A Look at What’s Up with July 1, 2017June 5, 2017 Each quarter, the Oregon Employment Department (OED) publishes a report titled Oregonians @ Work. The report contains a table that details the number of jobs in Oregon by wage category for 13 broad private sectors as well as state and local government. Each year the OED produces this same table for each of Oregon’s 36 counties. These county level tables are not published on Qualityinfo.org, however they are available upon request and are useful in studying the county level economy.
On July 1, nonurban counties in Oregon will see the minimum wage increase to $10.00 an hour. Other parts of the state will see a larger increase. The minimum wage is set to increase by $0.50 in nonurban counties each July until 2022 when it hits $12.50. Urban counties will see a minimum hourly rate of $13.50 in 2022 and the Portland Metro area will reach $14.75. Then starting in 2023, the wage will be tied to the Consumer Price Index (CPI).
Data from the annual county level tables reveals that roughly 8.7 percent of jobs in Oregon paid below $10.00 an hour in the third quarter of 2016 and 38.0 percent of jobs paid below $15.00 an hour. In Eastern Oregon (Baker, Grant, Harney, Malheur, Morrow, Umatilla, Union, and Wallowa), 13.3 percent of jobs paid below $10.00 an hour and roughly half of all jobs paid below $15.00 an hour. Morrow County most resembled the state among the eight counties with 5.9 percent of jobs below $10.00 and 39.2 percent of jobs below $15.00. Malheur County was furthest from the state with 21.6 percent of jobs below $10.00 and 54.7 percent below $15.00.
For many people, it should come as no surprise that over 70.0 percent of jobs below $10.00 an hour in Eastern Oregon and 54.0 percent of those below $15.00 were in three broad sectors; retail trade, leisure and hospitality, and natural resources and mining. What may be surprising is that only two of the eight counties had a higher percentage than the state (8.1%), of jobs in natural resources and mining that paid below $10.00 an hour. In Harney County, 13.3 percent of jobs in natural resources and mining paid under $10.00 an hour and in Malheur County 48.9 percent of jobs in the sector paid under $10.00 an hour.

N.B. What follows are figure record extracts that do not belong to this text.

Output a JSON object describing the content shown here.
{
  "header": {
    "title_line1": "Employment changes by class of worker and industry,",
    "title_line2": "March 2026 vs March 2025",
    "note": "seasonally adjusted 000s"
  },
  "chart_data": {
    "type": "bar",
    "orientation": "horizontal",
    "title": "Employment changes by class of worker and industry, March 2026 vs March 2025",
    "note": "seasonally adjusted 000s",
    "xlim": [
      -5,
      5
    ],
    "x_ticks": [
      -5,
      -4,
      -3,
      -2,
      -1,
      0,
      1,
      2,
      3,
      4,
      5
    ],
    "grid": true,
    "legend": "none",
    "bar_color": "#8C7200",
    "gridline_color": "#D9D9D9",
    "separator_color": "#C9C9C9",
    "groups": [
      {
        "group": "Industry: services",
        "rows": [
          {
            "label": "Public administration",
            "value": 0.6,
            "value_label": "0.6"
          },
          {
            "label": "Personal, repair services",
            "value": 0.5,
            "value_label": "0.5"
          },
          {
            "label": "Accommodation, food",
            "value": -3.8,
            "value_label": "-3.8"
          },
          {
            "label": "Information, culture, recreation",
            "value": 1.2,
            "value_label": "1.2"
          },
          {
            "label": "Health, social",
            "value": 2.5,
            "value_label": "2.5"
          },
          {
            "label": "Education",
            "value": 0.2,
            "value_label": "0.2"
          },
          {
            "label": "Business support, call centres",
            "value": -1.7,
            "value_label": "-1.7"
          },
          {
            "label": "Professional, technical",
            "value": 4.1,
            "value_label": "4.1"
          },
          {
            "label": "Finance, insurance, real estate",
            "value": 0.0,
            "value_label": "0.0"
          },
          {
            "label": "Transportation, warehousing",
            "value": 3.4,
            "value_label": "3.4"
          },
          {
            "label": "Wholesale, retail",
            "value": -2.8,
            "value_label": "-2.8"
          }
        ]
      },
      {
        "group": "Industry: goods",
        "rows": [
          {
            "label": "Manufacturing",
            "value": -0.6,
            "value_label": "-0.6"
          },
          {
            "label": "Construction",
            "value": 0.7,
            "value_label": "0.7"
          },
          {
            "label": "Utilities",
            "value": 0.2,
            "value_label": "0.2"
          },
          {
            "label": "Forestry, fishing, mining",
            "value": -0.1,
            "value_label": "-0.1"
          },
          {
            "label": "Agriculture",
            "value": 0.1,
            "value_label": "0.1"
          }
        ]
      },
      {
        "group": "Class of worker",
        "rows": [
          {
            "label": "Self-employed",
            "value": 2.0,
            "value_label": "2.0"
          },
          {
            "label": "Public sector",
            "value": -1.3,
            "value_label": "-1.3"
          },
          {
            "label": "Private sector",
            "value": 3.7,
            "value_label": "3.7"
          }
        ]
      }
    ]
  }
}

Malheur County’s high percentage is likely due to several factors. The nature of agricultural production in Malheur lends itself to short-term seasonal jobs with high turnover rates. These jobs often have low or no educational and skill requirements. Malheur’s close proximity to Boise, Idaho and the surrounding communities offers an expanded labor pool. Since Idaho’s minimum wage is $7.25 an hour and Malheur’s is currently $9.50, the competitive wage in Idaho should be driven up while remaining low in Malheur across all industries. In turn, the county’s natural resources and mining sector can compete for employees without paying a premium because the low wage is already a premium. Evidence for this can be seen in two other Eastern Oregon counties. Umatilla and Morrow have agricultural sectors comparable to Malheur’s in both employment and production. However, the bulk of jobs in the sector for these two counties (71.1% and 66.6%, respectively), pay from $10.00 to $14.99 an hour. Umatilla and Morrow are in close proximity to Washington State, which has a minimum wage of $11.00 an hour. So the opposite wage effect should occur. The competitive wage should be driven up in both counties, which appears to be the case.

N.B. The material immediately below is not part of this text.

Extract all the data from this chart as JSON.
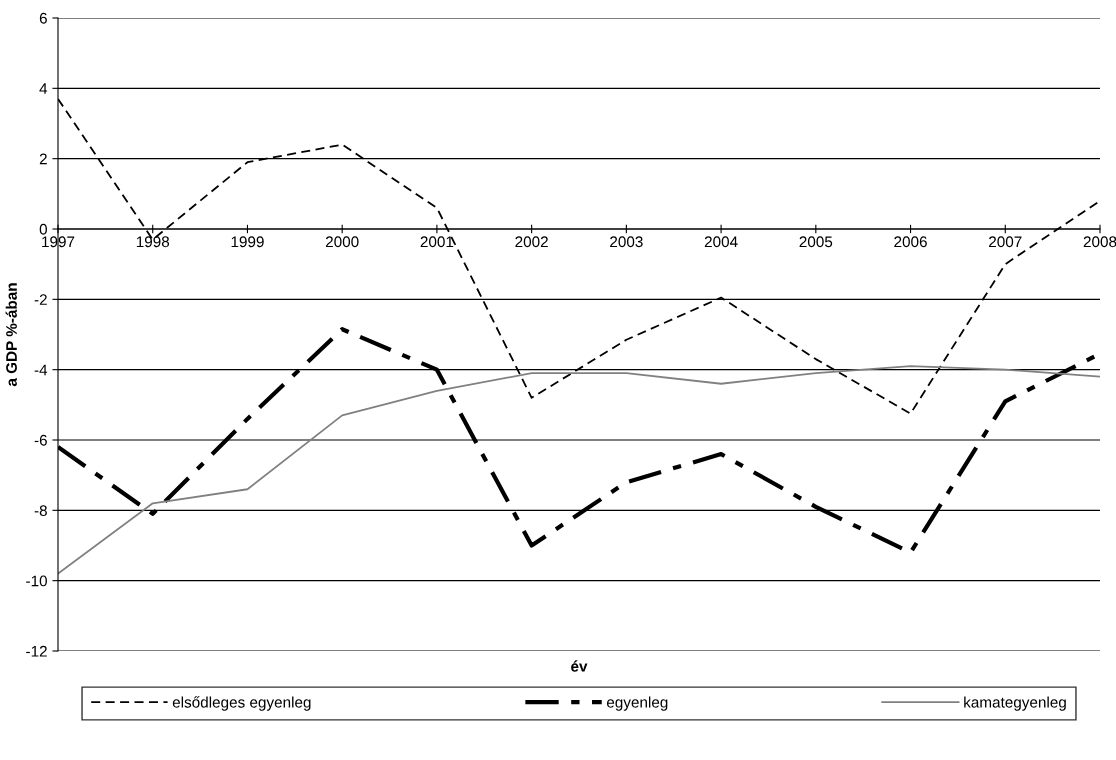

Retail trade and leisure and hospitality jobs also often have low or no educational and skill requirements. Jobs in these two sectors are dependent on seasonal spending patterns that drive labor demand. Retail jobs tend to pay higher wages than leisure and hospitality jobs. This is likely due to increased availability of low and mid-level management jobs in retail trade that boost wages, and the expectation of tips in leisure and hospitality jobs that boost total expected compensation yet keep employer paid wages low. Roughly 70.0 percent of leisure and hospitality jobs are found in restaurants and other eating places. More than one-quarter (27.6%) of retail jobs in Eastern Oregon paid below $10.00 an hour and 70.0 percent paid below $15.00 in 3rd quarter 2016. This was higher than the state’s average of 17.4 and 62.1 percent, respectively. Almost half (47.2%) of leisure and hospitality jobs in Eastern Oregon paid below $10.00 an hour and 84.8 percent paid below $15.00. This was also higher than the state’s average of 27.7 and 71.3 percent, respectively.
With July 1st just around the corner, an estimated 13.3 percent of Eastern Oregon jobs are expected to see a pay increase. County-level wage tables allow for a look at where those increases should occur. They also allow for analysis of higher wages across other industries, but let’s save that for another article.